Komitmen tersebut dinilai penting bagi keberlanjutan usaha petani sekaligus menjaga ketersediaan bahan baku bagi industri gula nasional.
General Manager PG Tjepiring, Tri Mintorogojati, mengatakan pabrik secara konsisten setiap tahun menerima pasokan tebu yang berasal dari kebun petani, khususnya di wilayah Jawa Tengah.
"Kami konsisten setiap tahun menerima tebu dari petani, dan ini menjadi kontribusi langsung dalam mendukung program swasembada gula nasional," ujarnya seperti dikutip, Rabu (12/8/2026).

PG Tjepiring sendiri beroperasi di bawah naungan Industri Gula Nusantara (IGN).

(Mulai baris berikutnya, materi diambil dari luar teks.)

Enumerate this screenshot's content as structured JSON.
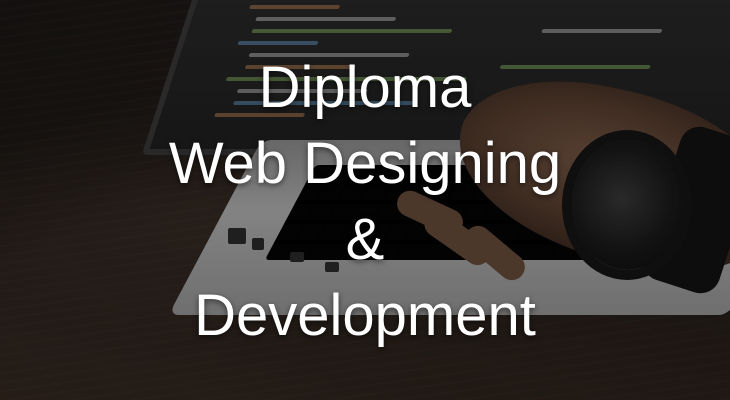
{
  "hero": {
    "line1": "Diploma",
    "line2": "Web Designing",
    "line3": "&",
    "line4": "Development"
  }
}
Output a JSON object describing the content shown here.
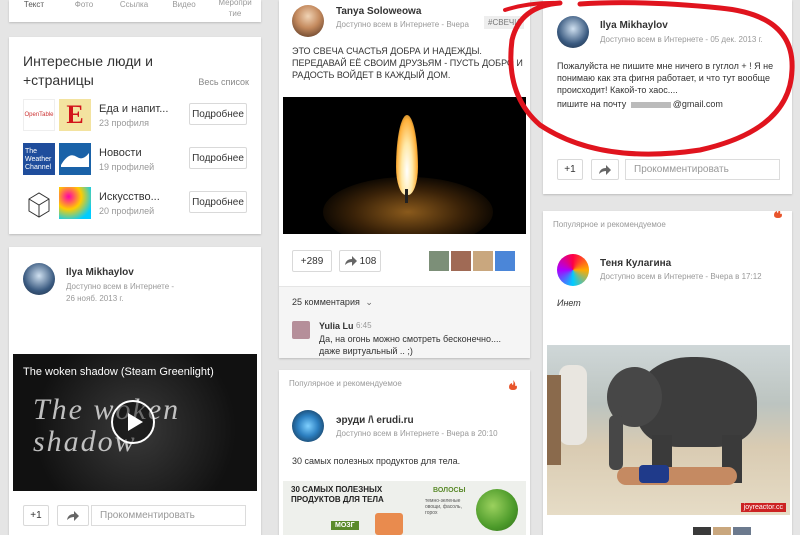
{
  "top_tabs": [
    "Текст",
    "Фото",
    "Ссылка",
    "Видео",
    "Меропри\nтие"
  ],
  "people": {
    "title": "Интересные люди и\n+страницы",
    "all_link": "Весь список",
    "button": "Подробнее",
    "items": [
      {
        "name": "Еда и напит...",
        "count": "23 профиля"
      },
      {
        "name": "Новости",
        "count": "19 профилей"
      },
      {
        "name": "Искусство...",
        "count": "20 профилей"
      }
    ]
  },
  "post_ilya_left": {
    "name": "Ilya Mikhaylov",
    "meta": "Доступно всем в Интернете -\n26 нояб. 2013 г.",
    "video_title": "The woken shadow (Steam Greenlight)",
    "video_art": "The woken\nshadow",
    "plus": "+1",
    "comment_placeholder": "Прокомментировать"
  },
  "post_tanya": {
    "name": "Tanya Soloweowa",
    "meta": "Доступно всем в Интернете - Вчера",
    "tag": "#СВЕЧИ",
    "text": "ЭТО СВЕЧА СЧАСТЬЯ ДОБРА И НАДЕЖДЫ. ПЕРЕДАВАЙ ЕЁ СВОИМ ДРУЗЬЯМ - ПУСТЬ ДОБРО И РАДОСТЬ ВОЙДЕТ В КАЖДЫЙ ДОМ.",
    "plus": "+289",
    "shares": "108",
    "comments_count": "25 комментария",
    "commenter": "Yulia Lu",
    "comment_time": "6:45",
    "comment_text": "Да, на огонь можно смотреть бесконечно.... даже виртуальный .. ;)"
  },
  "post_erudi": {
    "section": "Популярное и рекомендуемое",
    "name": "эруди /\\ erudi.ru",
    "meta": "Доступно всем в Интернете - Вчера в 20:10",
    "text": "30 самых полезных продуктов для тела.",
    "img_title": "30 САМЫХ ПОЛЕЗНЫХ\nПРОДУКТОВ ДЛЯ ТЕЛА",
    "img_label1": "МОЗГ",
    "img_label2": "ВОЛОСЫ",
    "img_small": "темно-зеленые\nовощи, фасоль,\nгорох"
  },
  "post_ilya_right": {
    "name": "Ilya Mikhaylov",
    "meta": "Доступно всем в Интернете - 05 дек. 2013 г.",
    "text": "Пожалуйста не пишите мне ничего в гуглол + ! Я не понимаю как эта фигня работает, и что тут вообще происходит! Какой-то хаос....",
    "email_prefix": "пишите на почту",
    "email_suffix": "@gmail.com",
    "plus": "+1",
    "comment_placeholder": "Прокомментировать"
  },
  "post_tenya": {
    "section": "Популярное и рекомендуемое",
    "name": "Теня Кулагина",
    "meta": "Доступно всем в Интернете - Вчера в 17:12",
    "text": "Инет",
    "watermark": "joyreactor.cc"
  },
  "colors": {
    "red_highlight": "#e0141e",
    "fire": "#e8552c",
    "link_blue": "#427fed"
  }
}
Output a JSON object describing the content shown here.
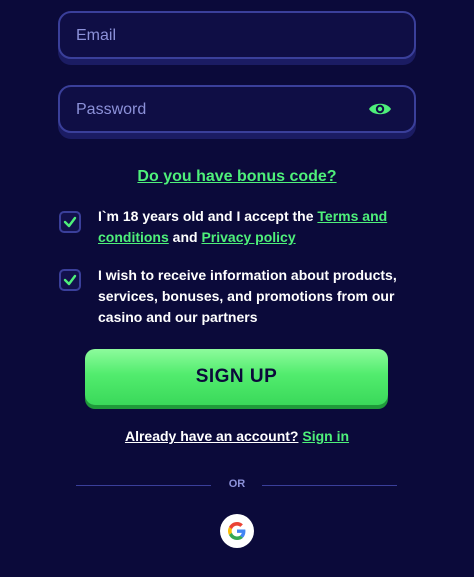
{
  "form": {
    "email_placeholder": "Email",
    "password_placeholder": "Password",
    "password_toggle_icon": "eye-icon",
    "bonus_link": "Do you have bonus code?",
    "terms": {
      "checked": true,
      "text_before": "I`m 18 years old and I accept the ",
      "terms_link": "Terms and conditions",
      "middle": " and ",
      "privacy_link": "Privacy policy"
    },
    "marketing": {
      "checked": true,
      "text": "I wish to receive information about products, services, bonuses, and promotions from our casino and our partners"
    },
    "signup_label": "SIGN UP",
    "signin_prompt": "Already have an account?",
    "signin_link": "Sign in",
    "divider_label": "OR",
    "social_icon": "google-icon"
  },
  "colors": {
    "background": "#0b0a3a",
    "accent_green": "#4ef07a",
    "field_border": "#3a3f9a"
  }
}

Penyerapan tebu petani menjadi bagian dari sinergi antara industri dan kebijakan pemerintah dalam memperkuat industri gula sekaligus ketahanan pangan nasional.
Langkah tersebut juga sejalan dengan Peraturan Presiden Nomor 40 Tahun 2023 tentang percepatan swasembada gula nasional dan penyediaan bioethanol.
Melalui kebijakan tersebut, pemerintah mendorong peningkatan produksi gula nasional sekaligus pengembangan bioethanol sebagai bahan bakar nabati.
Program swasembada gula nasional menargetkan Indonesia mencapai swasembada gula konsumsi pada 2028 dan gula industri pada 2030.
Sejumlah strategi disiapkan untuk mencapai target tersebut, mulai dari peremajaan tanaman tebu, penyediaan benih unggul, revitalisasi pabrik gula hingga penguatan kebun tebu.
Dalam konteks tersebut, penyerapan hasil panen petani menjadi salah satu bagian penting dari rantai pasok industri gula. Kepastian penyerapan memberikan ruang bagi petani untuk terus mempertahankan produksi tebu, sementara pabrik mendapatkan pasokan bahan baku untuk kebutuhan musim giling.
Bagi PG Tjepiring, konsistensi menerima tebu petani juga menjadi bentuk dukungan terhadap agenda pemerintah dalam memperkuat produksi gula dalam negeri.